Getting onto Brinc lands won't be easy. To get there she, and her ragtag band of young peers, must deal with the elementals of nature who try to prevent their passage, as well as trying to blend into a society now as much metal as magic. At the citadel of Signe Ray, Cleome faces her greatest challenge and her greatest grief. Will she take the next, dangerous step and summon the darkest forces of evil to fight at her side? Or will she admit defeat against such overwhelming odds?
This story, the first in the Tales of the Meab series introduces us to the many magical joins of the nature-based Witta clan and the oh-so-rational joins of the machine-based Brinc clan and the ongoing differences between them.
Gospel, using erotic poetry and prose, takes the reader on a journey into the mysterious world of woman-to-woman relationships.
The first part, Genesis (We Desire), focuses on that initial, all-consuming attraction two women can feel for one another. Beginning with the phrase "you steal across me like twilight" and progressing to the physical awe portrayed in "Wet Panties", Genesis propels the reader into the passion of part two.
The second section, Psalms (We Love), shares the intense sensuality experienced by new lovers. "I feel a sort of hum, electric in nature" lays a path to "aching, hesitant, I limp emotion closer" as women explore issues of passion and deep need, abandon and trust.

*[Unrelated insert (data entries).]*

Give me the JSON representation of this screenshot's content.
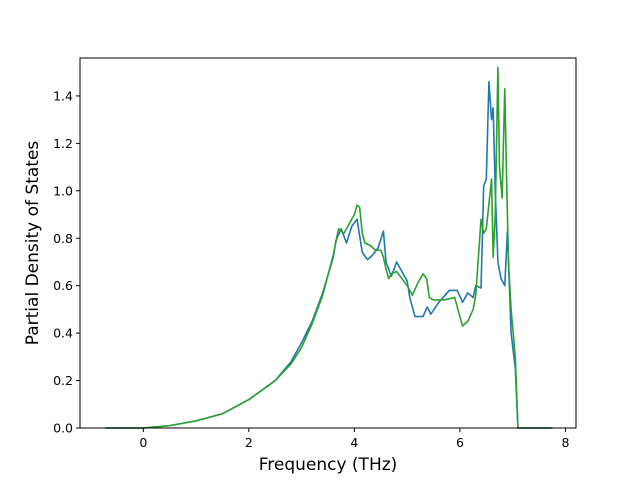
{
  "chart_data": {
    "type": "line",
    "title": "",
    "xlabel": "Frequency (THz)",
    "ylabel": "Partial Density of States",
    "xlim": [
      -1.2,
      8.2
    ],
    "ylim": [
      0,
      1.56
    ],
    "xticks": [
      0,
      2,
      4,
      6,
      8
    ],
    "xtick_labels": [
      "0",
      "2",
      "4",
      "6",
      "8"
    ],
    "yticks": [
      0.0,
      0.2,
      0.4,
      0.6,
      0.8,
      1.0,
      1.2,
      1.4
    ],
    "ytick_labels": [
      "0.0",
      "0.2",
      "0.4",
      "0.6",
      "0.8",
      "1.0",
      "1.2",
      "1.4"
    ],
    "grid": false,
    "legend": "none",
    "series": [
      {
        "color": "#1f77b4",
        "x": [
          -0.72,
          0.0,
          0.5,
          1.0,
          1.5,
          2.0,
          2.5,
          2.8,
          3.0,
          3.2,
          3.4,
          3.6,
          3.65,
          3.75,
          3.85,
          3.95,
          4.05,
          4.15,
          4.25,
          4.35,
          4.45,
          4.55,
          4.6,
          4.7,
          4.8,
          4.9,
          5.0,
          5.05,
          5.15,
          5.3,
          5.38,
          5.45,
          5.6,
          5.8,
          5.95,
          6.05,
          6.15,
          6.25,
          6.3,
          6.4,
          6.45,
          6.5,
          6.55,
          6.6,
          6.63,
          6.67,
          6.72,
          6.78,
          6.85,
          6.9,
          6.97,
          7.05,
          7.1,
          7.75
        ],
        "y": [
          0.0,
          0.0,
          0.01,
          0.03,
          0.06,
          0.12,
          0.2,
          0.28,
          0.36,
          0.45,
          0.57,
          0.72,
          0.79,
          0.84,
          0.78,
          0.85,
          0.88,
          0.74,
          0.71,
          0.73,
          0.76,
          0.83,
          0.7,
          0.64,
          0.7,
          0.66,
          0.62,
          0.55,
          0.47,
          0.47,
          0.51,
          0.48,
          0.53,
          0.58,
          0.58,
          0.53,
          0.57,
          0.55,
          0.6,
          0.59,
          1.02,
          1.05,
          1.46,
          1.3,
          1.35,
          1.0,
          0.7,
          0.63,
          0.6,
          0.83,
          0.4,
          0.25,
          0.0,
          0.0
        ]
      },
      {
        "color": "#2ca02c",
        "x": [
          -0.72,
          0.0,
          0.5,
          1.0,
          1.5,
          2.0,
          2.5,
          2.8,
          3.0,
          3.2,
          3.4,
          3.6,
          3.7,
          3.8,
          3.9,
          4.0,
          4.05,
          4.1,
          4.15,
          4.2,
          4.3,
          4.4,
          4.5,
          4.55,
          4.6,
          4.65,
          4.7,
          4.8,
          4.9,
          5.0,
          5.1,
          5.2,
          5.3,
          5.37,
          5.42,
          5.5,
          5.7,
          5.9,
          6.0,
          6.05,
          6.15,
          6.25,
          6.3,
          6.4,
          6.45,
          6.5,
          6.6,
          6.63,
          6.67,
          6.72,
          6.75,
          6.8,
          6.85,
          6.88,
          6.92,
          6.97,
          7.05,
          7.1,
          7.75
        ],
        "y": [
          0.0,
          0.0,
          0.01,
          0.03,
          0.06,
          0.12,
          0.2,
          0.27,
          0.34,
          0.44,
          0.56,
          0.73,
          0.84,
          0.82,
          0.86,
          0.9,
          0.94,
          0.93,
          0.82,
          0.78,
          0.77,
          0.75,
          0.75,
          0.72,
          0.67,
          0.63,
          0.65,
          0.66,
          0.63,
          0.6,
          0.56,
          0.61,
          0.65,
          0.63,
          0.55,
          0.54,
          0.54,
          0.55,
          0.47,
          0.43,
          0.45,
          0.5,
          0.56,
          0.88,
          0.82,
          0.84,
          1.05,
          0.72,
          0.9,
          1.52,
          1.1,
          0.97,
          1.43,
          1.1,
          0.7,
          0.5,
          0.3,
          0.0,
          0.0
        ]
      }
    ]
  }
}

In the third part, Revelation (We Lose), lovers separate on emotional and physical levels. The words "you take my love yet deny my passion" reveal the frustration caused by the machinations of a lover and the phrase "a loneliness seeps through, saturating a living sponge grown of flesh and blood" deals with indifference.
In summary, Genesis is the burgeoning of love, Psalms, the fruition of passion, and Revelation, the grief of loss.
This book is unique in that it consists of small servings of emotion, whether glee, sadness, frustration or anger, and a myriad of women instead of one main protagonist. There is a thread of continuity between the three units and the resolved situations in each short story. It is erotic, sometimes graphic, and draws the reader into the highly sensual lives of women.